Jeffrey LewisScience is Fun!

After reading much of Ann Finkbeiner’s The Jasons, I found myself with several people swapping stories about Dick Garwin.

Matthew Bunn had the best of the bunch, which involved Garwin explaining to him how the conservation of kinetic energy might allow a certain type of ball to return after being bounced on the floor and the underside of a table.

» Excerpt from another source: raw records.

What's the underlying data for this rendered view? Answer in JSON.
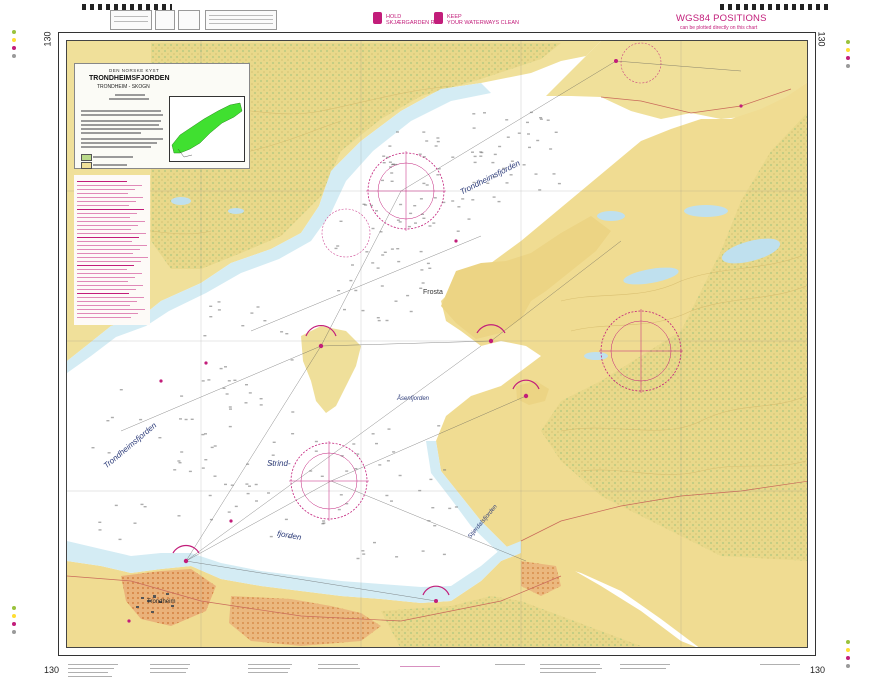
{
  "chart": {
    "number": "130",
    "publisher_line": "DEN NORSKE KYST",
    "title": "TRONDHEIMSFJORDEN",
    "subtitle": "TRONDHEIM - SKOGN"
  },
  "header": {
    "campaign_line1": "HOLD",
    "campaign_line2": "SKJÆRGARDEN REN",
    "campaign_line3": "KEEP",
    "campaign_line4": "YOUR WATERWAYS CLEAN",
    "wgs_title": "WGS84 POSITIONS",
    "wgs_subtitle": "can be plotted directly on this chart"
  },
  "map": {
    "labels": {
      "trondheimsfjorden_upper": "Trondheimsfjorden",
      "trondheimsfjorden_west": "Trondheimsfjorden",
      "frosta": "Frosta",
      "asenfjorden": "Åsenfjorden",
      "strind": "Strind-",
      "fjorden": "fjorden",
      "stjordalsfjorden": "Stjørdalsfjorden",
      "trondheim": "Trondheim"
    }
  },
  "colors": {
    "sea": "#ffffff",
    "shallow": "#d4ecf4",
    "land": "#f2e7a6",
    "land_dark": "#e8d27e",
    "forest": "#b9cf8e",
    "urban": "#e9a970",
    "magenta": "#c21d7a",
    "lake": "#bfe0ee"
  }
}
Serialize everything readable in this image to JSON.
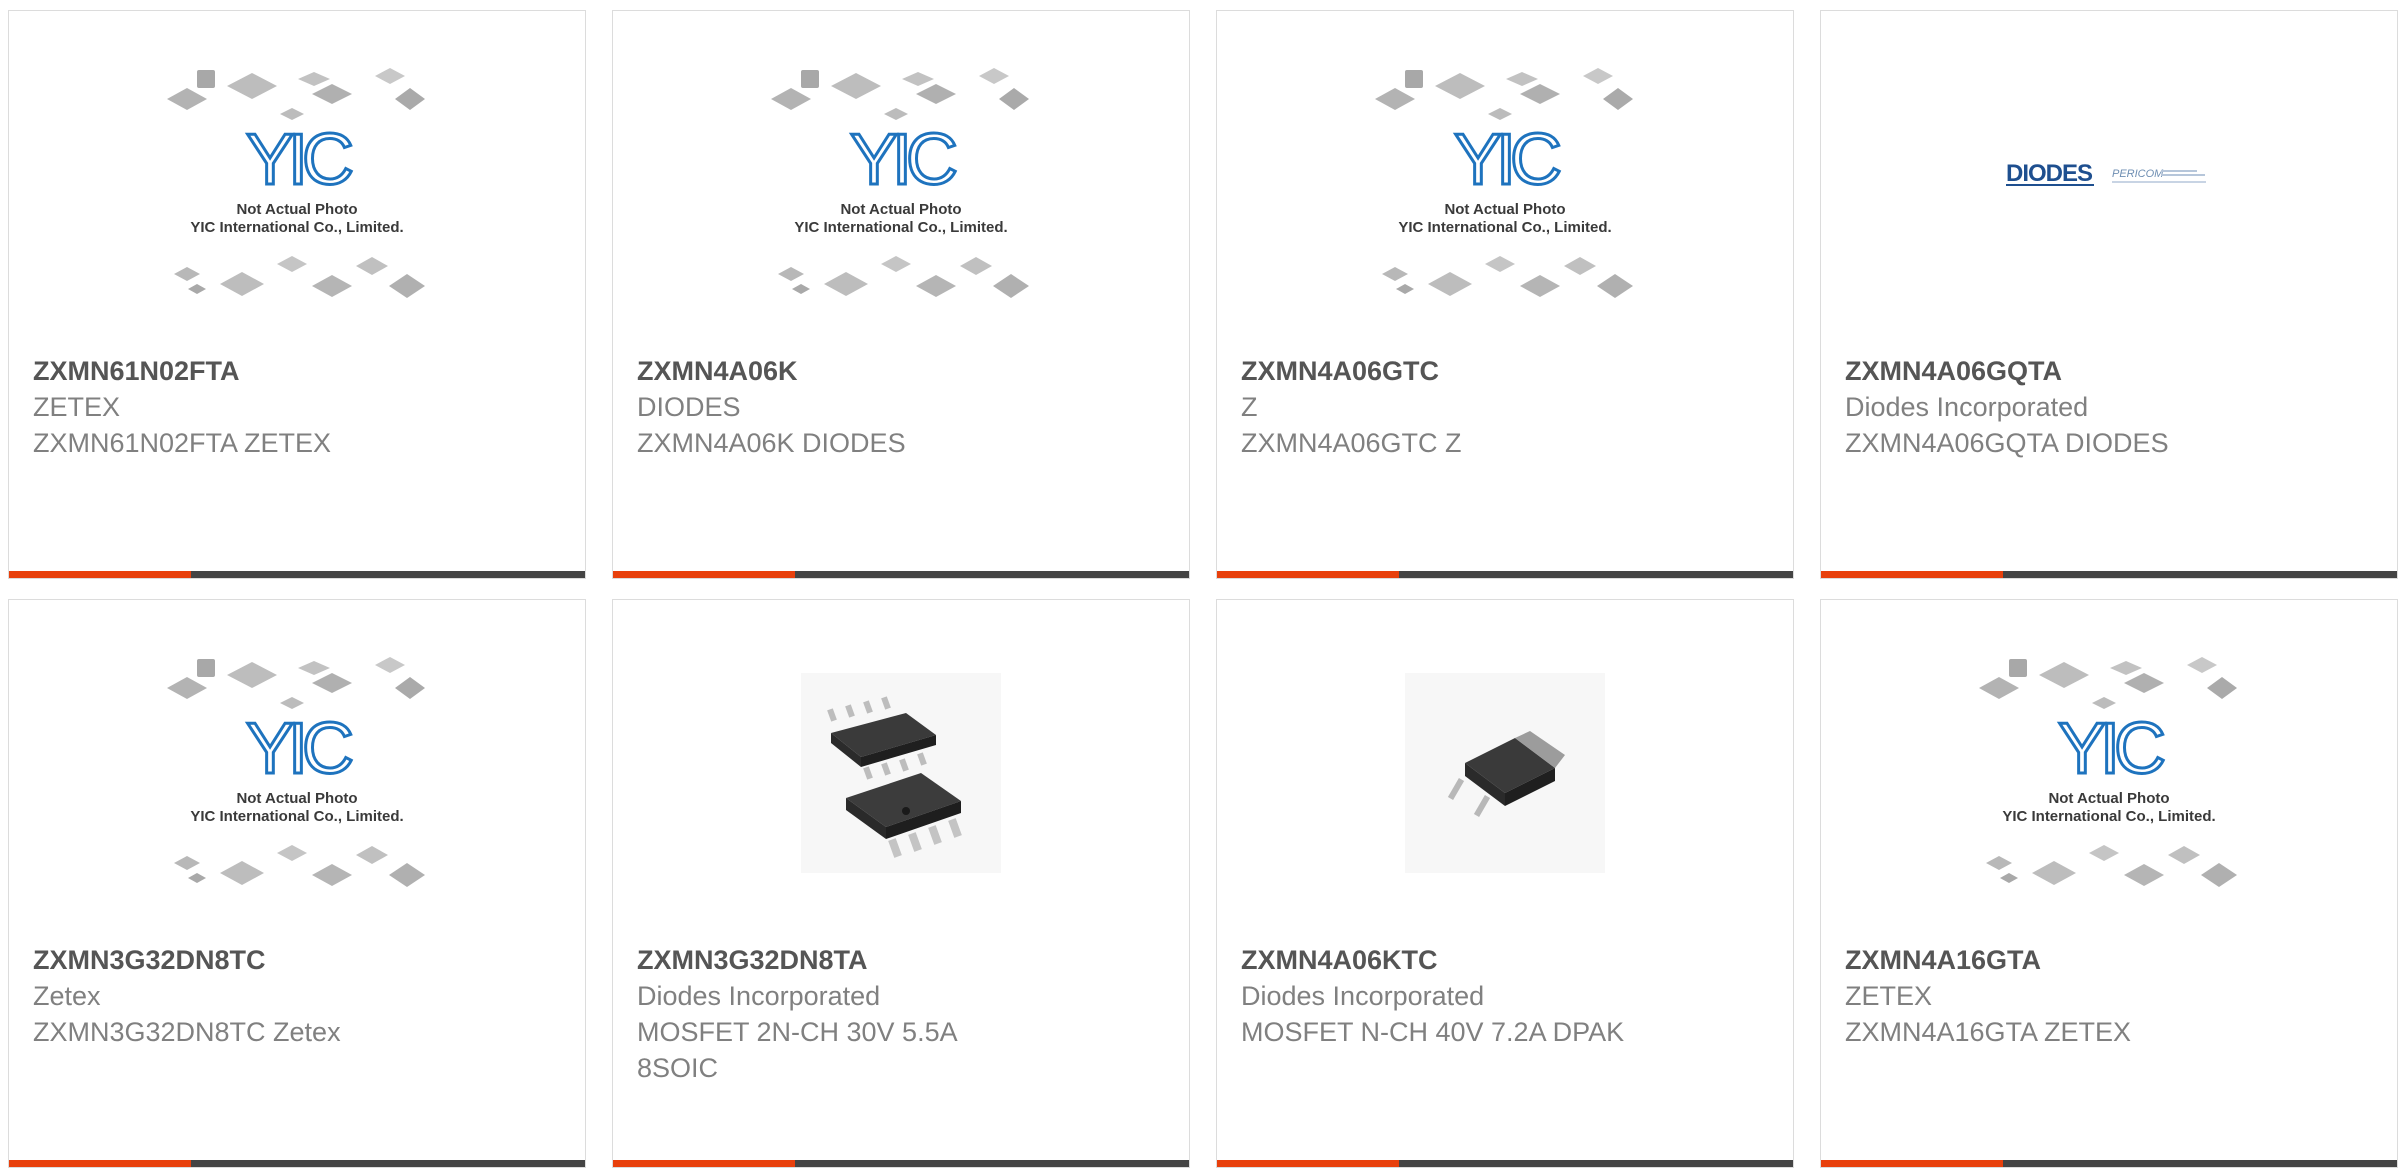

A few days later, Bunn received a paper in the mail entitled, “Kinematics of an Ultraelastic Rough Ball” (American Journal of Physics 37:1, January 1969, pp.88-92) by Richard L. Garwin that began:

“Angle of incidence equals angle of reflection” is a commonly quoted but, of course, not univeral result, and it is useful to demonstrate to a freshman or high school physics class that real objects exhibit behavior equally predictable but in some cases quite different. In particular, a perfectly rough ball which conserves kinetic energy behaves in such an unexpected way that it is difficult to pick up after it has bounced twice upon the floor and, more bizarre, it returns to the hand on being thrown to the floor in such a way that it bounces from the underside of the table as in Fig. 1.1

1. This was first demonstrated to me by L.W. Alvarez with a Wham-O Super Ball.

L.W. Alvarez is, of course, Nobel Prize-winning physcist Luis Alvarez.

Full text.


  1. Haninah

    Hilarious! That would have been right around when folks (including people at LANL) were putting together the first collective models of nuclear behavior, thus probably the interest in vibrational modes.